Friday, June 1, 2007

Opposites attract

I just sent my sister a list of the women who are most important in my life. You know, the ones that I've deemed worthy of getting drunk with us while sending me into marriagedom. Let's just say I don't need even to take my socks off to count the number of girls on that list.








I know they say opposites attract, but isn't that supposed to just pertain to chemistry/romantic endeavors? Or does that hold true for all relationships regardless of their intimacy level? I guess I've always had more guy friends. Well, I've never been able to keep girlfriends is more like it. I think back to my "best friends" in my younger days and am sad to think of how many of them I've drifted far from. A lot of it was my fault. For some of them, I can name specific incidents that caused the rift that never got fully patched again. Sure, I'm still friends with all of these ladies, but I don't think we will ever be as close as we were then. If I ran into them in public we could talk and "catch up" but then what? No exchanging of new phone numbers, no future plans made (save for the vague mentioning of the fact we should get together some time) and then maybe a hasty online message via Facebook.

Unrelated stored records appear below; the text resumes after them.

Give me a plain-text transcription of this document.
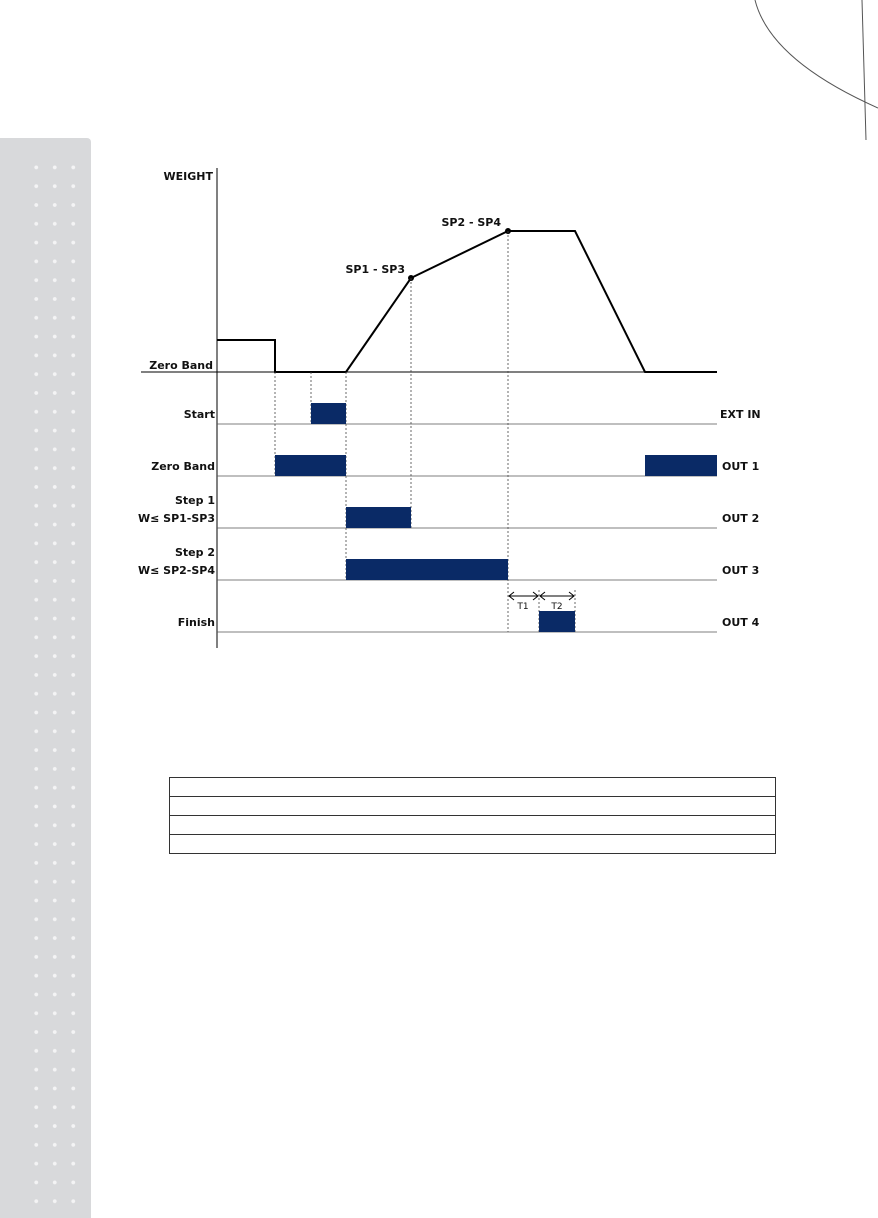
WEIGHT
Zero Band
SP1 - SP3
SP2 - SP4
Start
Zero Band
Step 1
W≤ SP1-SP3
Step 2
W≤ SP2-SP4
Finish
EXT IN
OUT 1
OUT 2
OUT 3
OUT 4
T1	T2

I wonder why it's so hard for me to befriend women and keep them close. It seems like someone always fails the relationship. When I was 8, it was my best friend who had moved away after living next door to me for years. She was coming to my birthday party and I hadn't seen her in some time. I was beside myself, looking out the window all the time, asking my mom when she would be there. I put my other friends on the back burner waiting for her to show. And she never did. And there was no phone call to say she wasn't coming. All I know is that I think my mom finally called her mom to see what traumatic event had caused her to not only not show, but not even bother to call. I believe the lame response had to do with which parent had custody of her that weekend. Or something equally pathetic. Maybe that was the first time I learned not to let myself get too close to a girlfriend if I didn't want to get hurt.










It goes on from there. Several altercations at various birthday parties, fighting on the school bus, name calling, preteen awkwardness and sensitive little girls all somehow made it clear that girls carry too much baggage. Even today, I love my female friends, but can only handle them alone in small doses. Even my sister, who is my best friend in the world, can get on my nerves pretty easily. Maybe there's some underlying competition going on. Who knows.









So my bachelorette party won't require the renting of a party bus or an entire floor of a hotel. But I like it that way. A handful of close friends is better than two dozen acquaintances that I might not even be friends with a year from now. My little baby sister will be the only one not legally able to drink, so we will either have to find a good 18+ club, or create Club Bride at home.











It's up to my wonderful girls, and I know whatever we do will be special no matter what.